Several years ago, I had a friendly but intense conversation with a gentleman about the nature of God. He didn’t believe in the concept of the Trinity, that the Father, Son, and Holy Spirit are all God. We spent some time discussing the most common scripture references that seem to have something to say on the subject. After our discussion had moved quickly through several of these scriptures, and the weight of the conversation was on him to explain his position, he made a comment that I have not forgotten, though most of the rest of the discussion has slipped from my mind. He said something like this, “You know, the idea that God is three persons always bothered me even before I became convinced of my view.”

More recently, I had another conversation with a young man who says he doesn’t believe that Christians should meet every Sunday as we do today. He indicated that the Christians in the Bible did not gather in church buildings or participate in many of the activities churches are involved in today. So, he concluded that Christians are not expected to “go to church.” We didn’t have much opportunity to discuss the issue, but I briefly told him that I both agreed and disagreed with what he was saying, that the early church did not have church buildings, but that they did meet everyday for fellowship and encouragement. A little later in the conversation he said something like this, “I’m not very good with people, so I am uncomfortable when I go to church.”

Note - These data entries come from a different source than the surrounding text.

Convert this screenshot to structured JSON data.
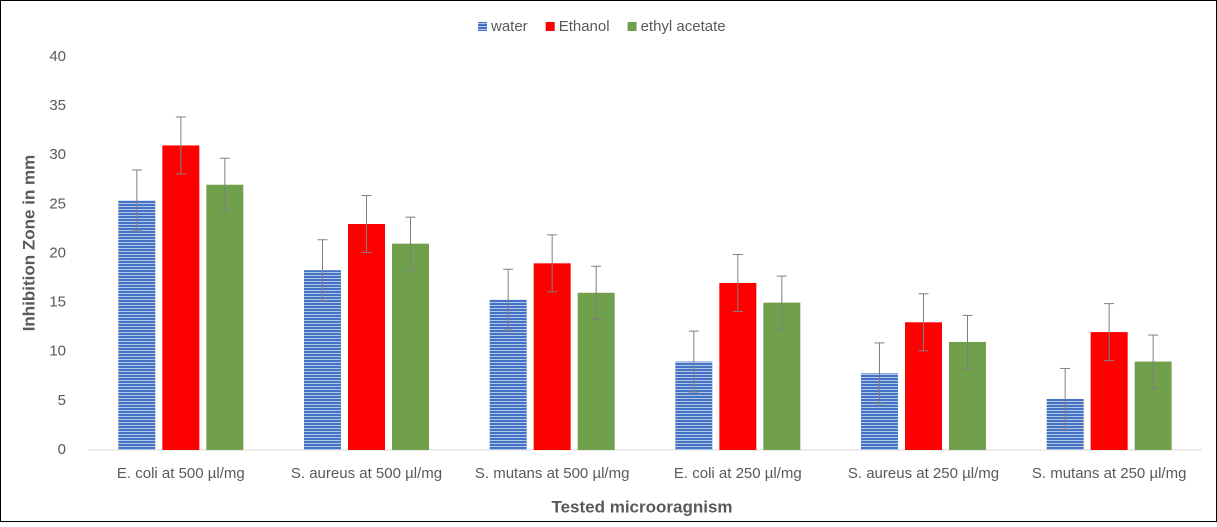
{
  "chart_data": {
    "type": "bar",
    "xlabel": "Tested  microoragnism",
    "ylabel": "Inhibition Zone in mm",
    "categories": [
      "E. coli at 500 µl/mg",
      "S. aureus at 500 µl/mg",
      "S. mutans at 500 µl/mg",
      "E. coli at 250 µl/mg",
      "S. aureus at 250 µl/mg",
      "S. mutans at 250 µl/mg"
    ],
    "series": [
      {
        "name": "water",
        "color": "#4472c4",
        "values": [
          25.4,
          18.3,
          15.3,
          9,
          7.8,
          5.2
        ],
        "errors": [
          3.1,
          3.1,
          3.1,
          3.1,
          3.1,
          3.1
        ]
      },
      {
        "name": "Ethanol",
        "color": "#ff0000",
        "values": [
          31,
          23,
          19,
          17,
          13,
          12
        ],
        "errors": [
          2.9,
          2.9,
          2.9,
          2.9,
          2.9,
          2.9
        ]
      },
      {
        "name": "ethyl acetate",
        "color": "#70a04b",
        "values": [
          27,
          21,
          16,
          15,
          11,
          9
        ],
        "errors": [
          2.7,
          2.7,
          2.7,
          2.7,
          2.7,
          2.7
        ]
      }
    ],
    "ylim": [
      0,
      40
    ],
    "yticks": [
      0,
      5,
      10,
      15,
      20,
      25,
      30,
      35,
      40
    ],
    "legend": "top"
  }
}
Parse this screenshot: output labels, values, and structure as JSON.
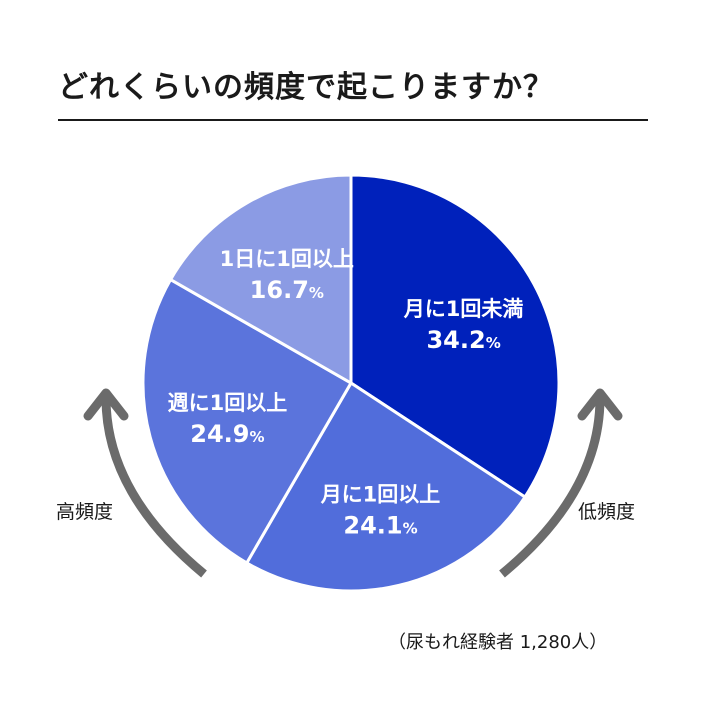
{
  "title": "どれくらいの頻度で起こりますか？",
  "chart_data": {
    "type": "pie",
    "title": "どれくらいの頻度で起こりますか？",
    "slices": [
      {
        "label": "月に1回未満",
        "value": 34.2,
        "display": "34.2",
        "color": "#0021bb"
      },
      {
        "label": "月に1回以上",
        "value": 24.1,
        "display": "24.1",
        "color": "#516ddb"
      },
      {
        "label": "週に1回以上",
        "value": 24.9,
        "display": "24.9",
        "color": "#5b74dc"
      },
      {
        "label": "1日に1回以上",
        "value": 16.7,
        "display": "16.7",
        "color": "#8b9be4"
      }
    ],
    "unit": "%",
    "start": "12 o'clock",
    "direction": "clockwise"
  },
  "left_label": "高頻度",
  "right_label": "低頻度",
  "arrow_color": "#6b6b6b",
  "note": "（尿もれ経験者 1,280人）"
}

Both of these men have something in common: their convictions seem to be largely the product of preconceived notions. The first gentleman indicated that he already held his view before he came to the Bible to study it. The second gave a very similar statement, one that would indicate that his views of meeting with the church are more influenced by his personality and social inclinations than by unbiased Bible study.

These men seem to have another thing in common: they don’t realize or want to admit how strongly their preconceived notions influence their views.

Which makes me wonder…

What about my views? What about the convictions I hold so strongly? Are they a product of honest inquiry, or did I reach my conclusions before I ever started to explore them?

I am sure I have lots of assumptions and I don’t even realize what they are.


2 thoughts on “Preconceived Notions

  1. Thanks Clint. Good article.

    We all bring biases to the text or to any situation. At this point, I don’t think its possible, or even desirable to remove those. They make up who we are. I think the best thing is to be aware as much as possible of our biases and loop that awareness back into our thinking.